Midnight Visitor (2025), S1E1: Wonderfully self-aware, effortlessly funny and occasionally actually creepy, this retro-style public-access exploration of the paranormal debuted last week on New Haven’s Citizens Television. “I’m positively chilled that you could join us this evening,” says the esteemed, silk-pajamaed host character, Dean Dream. “I’m joined tonight by my illustrious co-ghost, Dustin T. Dust… Say hello, Dustin.” The camera cuts to a seated skeleton, who says nothing, which I hope becomes a running gag. After priming the show’s first segment, the actor playing the host, Sev Phillips, morphs into paranormal consultant Kenneth Brenda, a winking Australian field investigator with exaggerated expressions and a shifting accent. Approaching a purported haunted locale along the Guilford-Madison border, he says, “I’m already feeling a bit of a ghostly chill. There’s a little bit of a pressure on my bladder. It’s making me a little bit uncomfortable. Now whether or not that’s a ghost or I have to urinate, that remains to be seen.” Episode 1 takes its opposing drives to document and parody equally seriously, and somehow, with little to no budget, nails both.

ReEntry (2025), 7:59, 23:47, 52:37: Opening with a woman, Elenore, losing her husband, Lucas, to a multiversal portal experiment, this locally shot film really finds its footing around the 25-minute mark, at New Haven’s own Lighthouse Point. Lucas has suddenly reappeared after a year presumed dead, and now he’s reminiscing about the day they got engaged. Only his memory doesn’t match Elenore’s, as a clever multi-memory flashback (23:47) illustrates, prompting her to realize that the man who walked back out of the experimental portal isn’t the man she married at all. The flashback shows the park’s beach, carousel and, of course, lighthouse, while other scenes feature Branford’s Trinity Episcopal Church (7:59) and, nearby, Ashley’s Ice Cream (52:37). The movie’s locally rooted director, Brendan Choisnet, told us scenes were also shot in Guilford and at the University of New Haven.
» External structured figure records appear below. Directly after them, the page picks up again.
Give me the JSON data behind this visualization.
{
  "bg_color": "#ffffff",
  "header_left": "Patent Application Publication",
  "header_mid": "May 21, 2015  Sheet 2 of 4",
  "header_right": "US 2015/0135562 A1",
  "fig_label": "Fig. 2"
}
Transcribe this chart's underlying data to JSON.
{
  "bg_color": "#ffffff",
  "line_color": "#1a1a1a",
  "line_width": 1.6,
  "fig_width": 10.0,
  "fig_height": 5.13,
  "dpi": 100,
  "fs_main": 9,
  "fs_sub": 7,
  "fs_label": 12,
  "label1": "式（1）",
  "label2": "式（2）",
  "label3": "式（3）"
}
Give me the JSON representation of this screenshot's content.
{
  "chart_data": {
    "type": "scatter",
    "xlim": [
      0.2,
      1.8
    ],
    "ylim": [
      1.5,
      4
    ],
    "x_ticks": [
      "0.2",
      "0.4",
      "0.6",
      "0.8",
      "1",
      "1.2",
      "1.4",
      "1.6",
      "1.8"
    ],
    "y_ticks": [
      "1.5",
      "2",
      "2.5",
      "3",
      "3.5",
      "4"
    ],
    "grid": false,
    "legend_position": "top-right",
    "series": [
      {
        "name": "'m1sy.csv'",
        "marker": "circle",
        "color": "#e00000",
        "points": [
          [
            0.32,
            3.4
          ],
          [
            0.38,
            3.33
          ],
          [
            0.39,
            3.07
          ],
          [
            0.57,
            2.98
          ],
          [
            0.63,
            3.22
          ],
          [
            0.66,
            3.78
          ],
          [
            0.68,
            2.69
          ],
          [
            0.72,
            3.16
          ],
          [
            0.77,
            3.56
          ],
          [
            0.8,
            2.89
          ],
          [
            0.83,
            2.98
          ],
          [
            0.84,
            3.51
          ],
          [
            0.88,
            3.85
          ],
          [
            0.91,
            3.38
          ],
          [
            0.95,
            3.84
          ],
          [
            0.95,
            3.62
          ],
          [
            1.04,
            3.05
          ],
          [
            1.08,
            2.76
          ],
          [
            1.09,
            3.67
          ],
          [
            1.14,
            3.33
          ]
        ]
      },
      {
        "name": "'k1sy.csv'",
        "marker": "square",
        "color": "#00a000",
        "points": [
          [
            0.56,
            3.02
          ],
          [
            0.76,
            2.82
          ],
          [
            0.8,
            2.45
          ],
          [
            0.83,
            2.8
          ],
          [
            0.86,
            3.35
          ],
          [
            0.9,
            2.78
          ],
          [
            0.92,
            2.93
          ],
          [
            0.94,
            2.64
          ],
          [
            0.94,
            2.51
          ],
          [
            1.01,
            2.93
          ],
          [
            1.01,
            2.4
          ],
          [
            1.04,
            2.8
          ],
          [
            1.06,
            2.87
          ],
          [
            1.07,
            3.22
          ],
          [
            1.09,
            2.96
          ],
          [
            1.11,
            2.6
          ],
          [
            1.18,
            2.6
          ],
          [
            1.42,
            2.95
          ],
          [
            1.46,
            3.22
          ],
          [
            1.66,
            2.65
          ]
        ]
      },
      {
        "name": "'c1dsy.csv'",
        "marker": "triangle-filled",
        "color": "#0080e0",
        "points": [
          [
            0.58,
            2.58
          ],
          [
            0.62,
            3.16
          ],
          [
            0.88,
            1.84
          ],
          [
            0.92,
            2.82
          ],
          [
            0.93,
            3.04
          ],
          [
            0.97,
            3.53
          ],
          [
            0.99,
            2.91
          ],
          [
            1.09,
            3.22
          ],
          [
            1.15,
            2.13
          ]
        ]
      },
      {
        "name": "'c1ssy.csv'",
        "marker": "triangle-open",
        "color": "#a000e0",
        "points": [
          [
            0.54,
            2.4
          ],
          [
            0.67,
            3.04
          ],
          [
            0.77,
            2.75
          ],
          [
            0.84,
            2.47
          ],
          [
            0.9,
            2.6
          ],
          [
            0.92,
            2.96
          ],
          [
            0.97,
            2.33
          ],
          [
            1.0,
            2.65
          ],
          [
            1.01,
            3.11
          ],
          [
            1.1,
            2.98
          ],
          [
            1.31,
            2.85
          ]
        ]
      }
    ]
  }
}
Reboot (2025), S1E1, 3:52: In-show actor Reed Sterling, star of a corny hit sitcom where his character was often the butt of the joke, left the vehicle of his success to pursue a serious career in film—which is right when he discovered Hollywood isn’t that serious. Footage of an audition many years later shows him still struggling to adapt to this reality, as he reads with a casting director for the part of a simplistically written character. “You know what?” Sterling interjects after exchanging a few lines. “Um, actually, I’m thinking I should infuse him with a layer of weariness and vulnerability.” “Maybe don’t think,” the casting director replies. “Well— not— not exactly what they taught us at the Yale School of Drama,” a flustered Sterling stammers out, earning a quick singsong “thank you” he correctly interprets as “goodbye.”

The Marvelous Mrs. Maisel (2017), S1E7, 37:12: It’s 1958, and starting-out standup comic Miriam Maisel is visiting the home of Sophie Lennon, interviewing for a chance to perform with the then-rare female comedy star. To Maisel’s surprise, Lennon is nothing like her warm if boorish working-class stage persona—and also not quite the feminist Maisel had assumed her to be. “My goodness. You’re so pretty. Why comedy? Can’t you sing?” Lennon asks. “No,” Maisel replies, not expecting that from a fellow comedienne. “The comedy thing—I, I just kind of fell into it.” “Mm, me too,” Lennon says. “I went to Yale Drama School… I wanted to be the next Laurette Taylor. Then I graduated, and I starved. So I started doing this character, Sophie from Queens. And look what it paid for. Dawes?” The butler behind her answers, “Yes, madam,” to which Lennon responds—to Maisel, not Dawes—“Isn’t that marvelous?”

Secret Societies: In the Shadows (2022), S1E3: Aside from clocking all the aerial shots of downtown New Haven, the most fun you can have watching this heavily editorialized ‘docuseries’ episode about Yale’s Skull & Bones society is scrutinizing the frequent b-roll ‘reenactments’: hooded robed figures lurking in a witchy (and oddly foggy) Gothic lair; those same figures repeatedly carrying and emerging from ritualistic coffins; and, in one quick montage, shirtless mud wrestling, lantern-lit grave-robbing and a fresh-faced intitiate kissing a skull. Whether or not any of this resembles the organization’s actual activities, it’s hard to take Skull and Bones seriously after watching it—which, as the show itself supposes, may be exactly what the truly secretive society wants.